« La Bretagne regorge de vie, elle est active et veut rester active. Elle pourrait choisir de s'enfermer et de ne produire que pour elle-même ; mais c'est une région ouverte sur le monde et sur l'Europe qui souhaite participer aux enjeux de souveraineté. Nous avons besoin des entrepreneurs pour continuer à la développer ».
Vendredi 23 juin à Rennes, lors de l'escale bretonne de la tournée Transformons la France organisée par La Tribune, Loïg Chesnais-Girard, le président de la Région Bretagne s'est montré optimiste quant à la capacité de sa région à concilier une stratégie de l'équilibre fondée sur la devise « plus d'emplois et moins de carbone ».
Interrogé lors d'un dialogue d'ouverture consacré à la stratégie de la Bretagne pour la transformation économique, l'élu ne s'est pas montré abattu par l'électrochoc qu'a provoqué il y a quelques semaines dans les milieux économiques l'abandon du projet d'usine Bridor à Liffré, sur fond d'opposition écologique.
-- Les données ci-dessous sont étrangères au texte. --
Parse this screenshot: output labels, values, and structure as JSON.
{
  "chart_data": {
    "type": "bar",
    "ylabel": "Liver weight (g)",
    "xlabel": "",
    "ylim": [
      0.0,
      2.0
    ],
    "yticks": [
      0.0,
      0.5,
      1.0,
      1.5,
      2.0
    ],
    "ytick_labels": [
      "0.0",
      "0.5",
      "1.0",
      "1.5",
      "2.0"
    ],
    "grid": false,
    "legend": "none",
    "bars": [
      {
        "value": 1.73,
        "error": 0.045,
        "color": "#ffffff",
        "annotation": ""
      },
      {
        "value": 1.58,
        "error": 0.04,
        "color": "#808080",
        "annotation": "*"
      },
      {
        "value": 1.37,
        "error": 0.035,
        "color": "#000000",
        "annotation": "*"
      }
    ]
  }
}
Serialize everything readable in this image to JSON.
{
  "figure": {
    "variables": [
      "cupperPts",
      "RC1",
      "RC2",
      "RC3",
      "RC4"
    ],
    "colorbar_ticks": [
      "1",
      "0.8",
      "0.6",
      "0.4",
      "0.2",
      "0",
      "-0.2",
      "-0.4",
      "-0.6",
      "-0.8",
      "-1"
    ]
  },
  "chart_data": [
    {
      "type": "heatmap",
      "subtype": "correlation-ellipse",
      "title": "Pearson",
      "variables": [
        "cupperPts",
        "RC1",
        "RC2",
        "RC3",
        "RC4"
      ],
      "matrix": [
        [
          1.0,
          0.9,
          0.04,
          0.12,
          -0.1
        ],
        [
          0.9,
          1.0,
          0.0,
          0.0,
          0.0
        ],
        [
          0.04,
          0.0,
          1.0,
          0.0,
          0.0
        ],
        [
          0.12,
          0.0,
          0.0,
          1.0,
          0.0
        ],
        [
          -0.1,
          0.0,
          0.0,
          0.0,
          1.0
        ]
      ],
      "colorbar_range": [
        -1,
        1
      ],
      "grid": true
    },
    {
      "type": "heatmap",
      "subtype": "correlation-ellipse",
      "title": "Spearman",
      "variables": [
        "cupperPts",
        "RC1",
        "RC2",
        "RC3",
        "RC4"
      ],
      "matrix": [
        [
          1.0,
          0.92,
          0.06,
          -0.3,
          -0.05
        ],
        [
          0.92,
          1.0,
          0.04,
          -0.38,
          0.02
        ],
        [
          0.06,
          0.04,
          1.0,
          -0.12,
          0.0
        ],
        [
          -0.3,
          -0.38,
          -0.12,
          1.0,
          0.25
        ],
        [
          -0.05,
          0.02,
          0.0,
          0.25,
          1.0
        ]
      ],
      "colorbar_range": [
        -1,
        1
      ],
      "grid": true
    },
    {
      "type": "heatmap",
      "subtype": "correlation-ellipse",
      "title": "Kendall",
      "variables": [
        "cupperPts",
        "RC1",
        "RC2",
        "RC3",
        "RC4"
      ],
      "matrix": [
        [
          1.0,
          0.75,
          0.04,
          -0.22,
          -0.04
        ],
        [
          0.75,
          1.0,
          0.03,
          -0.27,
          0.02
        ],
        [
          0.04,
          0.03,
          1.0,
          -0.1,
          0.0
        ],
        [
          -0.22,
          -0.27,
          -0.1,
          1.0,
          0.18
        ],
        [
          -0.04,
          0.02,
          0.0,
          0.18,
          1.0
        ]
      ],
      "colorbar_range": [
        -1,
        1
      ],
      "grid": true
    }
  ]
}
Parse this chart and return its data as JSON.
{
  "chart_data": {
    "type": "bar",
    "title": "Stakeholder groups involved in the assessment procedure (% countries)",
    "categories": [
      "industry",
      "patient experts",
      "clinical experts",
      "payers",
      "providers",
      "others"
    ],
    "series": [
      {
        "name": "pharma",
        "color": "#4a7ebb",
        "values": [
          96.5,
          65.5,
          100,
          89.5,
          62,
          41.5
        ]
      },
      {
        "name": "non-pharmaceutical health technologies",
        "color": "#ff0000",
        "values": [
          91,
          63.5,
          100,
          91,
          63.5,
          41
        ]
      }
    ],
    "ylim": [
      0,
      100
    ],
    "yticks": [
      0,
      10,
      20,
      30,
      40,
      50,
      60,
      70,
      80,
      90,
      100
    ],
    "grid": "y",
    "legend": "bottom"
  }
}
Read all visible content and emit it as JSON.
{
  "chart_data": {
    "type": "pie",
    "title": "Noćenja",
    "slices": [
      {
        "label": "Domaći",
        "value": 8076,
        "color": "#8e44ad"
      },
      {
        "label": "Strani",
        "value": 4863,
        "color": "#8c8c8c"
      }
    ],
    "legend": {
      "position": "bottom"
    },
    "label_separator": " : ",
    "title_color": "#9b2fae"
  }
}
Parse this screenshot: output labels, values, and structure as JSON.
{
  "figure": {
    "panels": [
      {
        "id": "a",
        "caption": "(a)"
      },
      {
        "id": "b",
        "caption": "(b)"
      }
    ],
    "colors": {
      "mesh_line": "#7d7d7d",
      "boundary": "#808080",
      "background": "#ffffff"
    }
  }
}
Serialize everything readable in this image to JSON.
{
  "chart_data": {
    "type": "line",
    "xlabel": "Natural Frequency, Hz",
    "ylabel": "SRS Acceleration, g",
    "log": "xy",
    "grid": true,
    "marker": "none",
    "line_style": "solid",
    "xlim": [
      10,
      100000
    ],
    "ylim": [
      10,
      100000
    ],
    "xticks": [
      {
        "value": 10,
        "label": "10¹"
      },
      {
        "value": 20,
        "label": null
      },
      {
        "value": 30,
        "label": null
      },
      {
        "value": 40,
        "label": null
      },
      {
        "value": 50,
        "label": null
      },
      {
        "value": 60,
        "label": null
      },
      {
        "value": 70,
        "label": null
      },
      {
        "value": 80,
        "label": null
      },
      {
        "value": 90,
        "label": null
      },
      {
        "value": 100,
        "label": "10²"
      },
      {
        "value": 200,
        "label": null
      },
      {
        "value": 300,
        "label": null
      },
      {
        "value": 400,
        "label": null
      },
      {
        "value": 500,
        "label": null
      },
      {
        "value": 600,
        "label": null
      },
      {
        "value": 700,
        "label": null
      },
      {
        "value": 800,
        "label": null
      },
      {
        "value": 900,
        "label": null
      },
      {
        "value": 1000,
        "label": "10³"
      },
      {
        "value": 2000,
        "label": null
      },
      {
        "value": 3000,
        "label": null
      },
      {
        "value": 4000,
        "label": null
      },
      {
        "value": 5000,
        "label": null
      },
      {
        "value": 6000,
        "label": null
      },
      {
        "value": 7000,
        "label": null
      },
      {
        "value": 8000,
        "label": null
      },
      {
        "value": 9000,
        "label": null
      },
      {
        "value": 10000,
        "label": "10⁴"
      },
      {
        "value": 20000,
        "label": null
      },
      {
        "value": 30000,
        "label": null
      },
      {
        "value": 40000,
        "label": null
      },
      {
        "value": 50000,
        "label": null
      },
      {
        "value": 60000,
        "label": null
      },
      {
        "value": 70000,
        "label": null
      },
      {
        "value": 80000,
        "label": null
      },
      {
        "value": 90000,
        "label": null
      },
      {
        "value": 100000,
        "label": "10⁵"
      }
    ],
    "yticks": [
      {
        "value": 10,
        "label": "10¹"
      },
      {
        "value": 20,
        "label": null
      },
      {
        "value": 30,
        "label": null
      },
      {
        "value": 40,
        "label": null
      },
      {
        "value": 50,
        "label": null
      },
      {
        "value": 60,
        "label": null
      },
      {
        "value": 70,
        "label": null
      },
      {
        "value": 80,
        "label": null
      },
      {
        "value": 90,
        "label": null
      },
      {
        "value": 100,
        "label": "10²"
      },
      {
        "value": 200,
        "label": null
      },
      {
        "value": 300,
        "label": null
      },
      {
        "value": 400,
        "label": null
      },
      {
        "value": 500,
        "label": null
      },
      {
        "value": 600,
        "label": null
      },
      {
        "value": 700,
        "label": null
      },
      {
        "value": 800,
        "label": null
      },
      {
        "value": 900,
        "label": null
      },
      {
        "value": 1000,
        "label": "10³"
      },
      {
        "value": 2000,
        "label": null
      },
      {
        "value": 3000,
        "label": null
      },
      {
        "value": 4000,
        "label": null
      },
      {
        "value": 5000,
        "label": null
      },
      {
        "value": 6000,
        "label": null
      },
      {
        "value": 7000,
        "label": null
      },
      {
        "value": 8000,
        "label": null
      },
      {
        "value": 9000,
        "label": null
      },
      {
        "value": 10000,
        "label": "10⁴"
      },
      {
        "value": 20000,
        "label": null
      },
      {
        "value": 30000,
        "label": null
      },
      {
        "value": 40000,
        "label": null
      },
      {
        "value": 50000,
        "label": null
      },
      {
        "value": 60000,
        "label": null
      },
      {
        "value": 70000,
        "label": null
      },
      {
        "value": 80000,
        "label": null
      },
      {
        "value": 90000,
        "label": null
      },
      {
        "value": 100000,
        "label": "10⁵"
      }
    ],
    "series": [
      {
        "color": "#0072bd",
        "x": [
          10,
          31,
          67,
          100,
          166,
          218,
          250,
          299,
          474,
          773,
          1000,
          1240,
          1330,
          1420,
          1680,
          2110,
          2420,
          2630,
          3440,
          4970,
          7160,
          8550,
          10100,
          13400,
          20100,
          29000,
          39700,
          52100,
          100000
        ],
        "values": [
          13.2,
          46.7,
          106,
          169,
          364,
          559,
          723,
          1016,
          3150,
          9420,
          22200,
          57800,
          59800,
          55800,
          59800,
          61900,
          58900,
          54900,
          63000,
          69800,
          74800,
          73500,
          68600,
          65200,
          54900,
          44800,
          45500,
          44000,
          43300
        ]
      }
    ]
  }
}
Moins de bras que de dossiers d'implantation d'usines
« J'étais allé le chercher avec les dents ce dossier, un échec sept ans après, ce n'est pas agréable » reconnaît Loïg Chesnais-Girard. « En même temps, cela nous enseigne beaucoup sur la manière de piloter un dossier. Cette usine aurait consommé trois fois moins d'eau que la même il y a quinze ans, installé des emplois sur un territoire et une activité utilisant des produits agricoles français. Il y a des centaines de dossiers d'industries agroalimentaires en Bretagne. La région présente une dynamique qui est extraordinaire, il nous manque plus de bras que de dossiers » assure l'élu.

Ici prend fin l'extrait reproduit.